Wie wird ein faires Trikot produziert? Ein Interview zur Entstehungsgeschichte mit Design-Agentur und Textil-Hersteller BetterNiceCool
Wie kamt ihr auf die Idee, ein nachhaltiges Basketballtrikot für Berlin zu produzieren und welche Partner waren dafür nötig?
Als Design-Agentur und Textil-Hersteller ist es unser Ziel, Alternativen zu bestehenden Produkten zu entwickeln, die für den jeweiligen Bedarf die beste Lösung mit dem geringsten Impact auf Mensch und Umwelt darstellen. Gerade im Breitensport gibt es hier noch viel Potenzial, gleichzeitig ist der Markt preissensibel. Da wir große Basketball-Fans sind und dieses Jahr der Basketball Women’s World Cup in Berlin stattfindet, war das Anlass genug, eine Alternative zum bestehenden Markt anzubieten – gleichzeitig sollte das Projekt ein verbindendes Element sein und der Community mehr Sichtbarkeit verschaffen.
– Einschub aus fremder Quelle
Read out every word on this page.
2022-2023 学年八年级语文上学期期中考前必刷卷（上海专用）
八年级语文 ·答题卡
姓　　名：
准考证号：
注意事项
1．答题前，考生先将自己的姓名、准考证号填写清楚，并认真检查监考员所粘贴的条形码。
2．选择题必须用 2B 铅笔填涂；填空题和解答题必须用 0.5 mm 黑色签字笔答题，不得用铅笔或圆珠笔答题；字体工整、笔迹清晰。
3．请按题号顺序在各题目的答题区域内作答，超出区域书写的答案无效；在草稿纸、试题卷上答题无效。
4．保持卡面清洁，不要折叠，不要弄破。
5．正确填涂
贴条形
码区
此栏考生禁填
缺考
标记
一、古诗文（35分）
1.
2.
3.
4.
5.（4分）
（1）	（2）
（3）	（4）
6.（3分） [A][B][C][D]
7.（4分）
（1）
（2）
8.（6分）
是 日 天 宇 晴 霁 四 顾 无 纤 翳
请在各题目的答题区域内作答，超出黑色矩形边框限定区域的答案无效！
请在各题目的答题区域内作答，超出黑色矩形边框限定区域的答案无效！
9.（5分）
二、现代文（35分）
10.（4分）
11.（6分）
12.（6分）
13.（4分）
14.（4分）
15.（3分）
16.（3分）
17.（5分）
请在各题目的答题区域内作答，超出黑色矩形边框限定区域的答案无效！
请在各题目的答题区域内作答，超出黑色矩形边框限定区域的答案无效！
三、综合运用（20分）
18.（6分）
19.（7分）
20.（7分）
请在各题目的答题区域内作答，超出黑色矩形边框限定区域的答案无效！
Die Idee entstand bereits im Herbst 2025. Nach viel konzeptioneller Planung, Produktentwicklung und intensivem Austausch im Netzwerk konnten wir die Umsetzung für die ausgewählten Vereine vor allem dank der Unterstützung von Future League, dem Aktionsbündnis Fairer Handel Berlin und dem Landessportbund Berlin erfolgreich realisieren. Ein weiterer entscheidender Faktor war unsere Produktionsstätte in Portugal, die mit viel Geduld, Enthusiasmus und Einsatz zur Seite stand. Inzwischen haben wir dort zudem einen Partner, der uns bei Qualitätskontrollen und Produktionsfreigaben unterstützt – das hat uns bei Timing und Qualitätssicherung enorm geholfen.
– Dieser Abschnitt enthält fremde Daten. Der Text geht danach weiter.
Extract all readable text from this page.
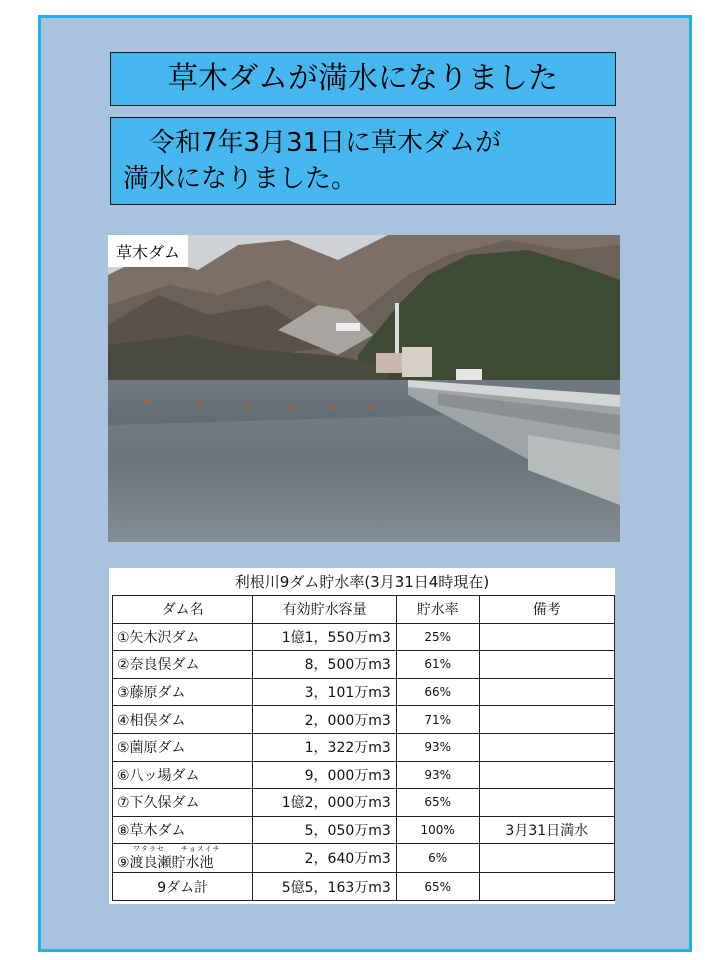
草木ダムが満水になりました
令和7年3月31日に草木ダムが
満水になりました。
草木ダム
利根川9ダム貯水率(3月31日4時現在)
ダム名	有効貯水容量	貯水率	備考
①矢木沢ダム	1億1，550万m3	25%	
②奈良俣ダム	8，500万m3	61%	
③藤原ダム	3，101万m3	66%	
④相俣ダム	2，000万m3	71%	
⑤薗原ダム	1，322万m3	93%	
⑥八ッ場ダム	9，000万m3	93%	
⑦下久保ダム	1億2，000万m3	65%	
⑧草木ダム	5，050万m3	100%	3月31日満水

ワタラセ　　チョスイチ
⑨渡良瀬貯水池	2，640万m3	6%	
9ダム計	5億5，163万m3	65%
Der Begriff Nachhaltigkeit ist mittlerweile sehr dehnbar – was genau macht das Produkt besonders und wo grenzt ihr euch von konventioneller Produktion ab?
Mit der EmpCo-Richtlinie werden dieser Dehnbarkeit ab September klare Grenzen gesetzt, was wir begrüßen, auch wenn es die Branche zunächst vor Herausforderungen stellt. Wir selbst vermeiden bewusst generalistische Claims und setzen stattdessen auf die pointierten Faktoren, die für das jeweilige Produkt zutreffen.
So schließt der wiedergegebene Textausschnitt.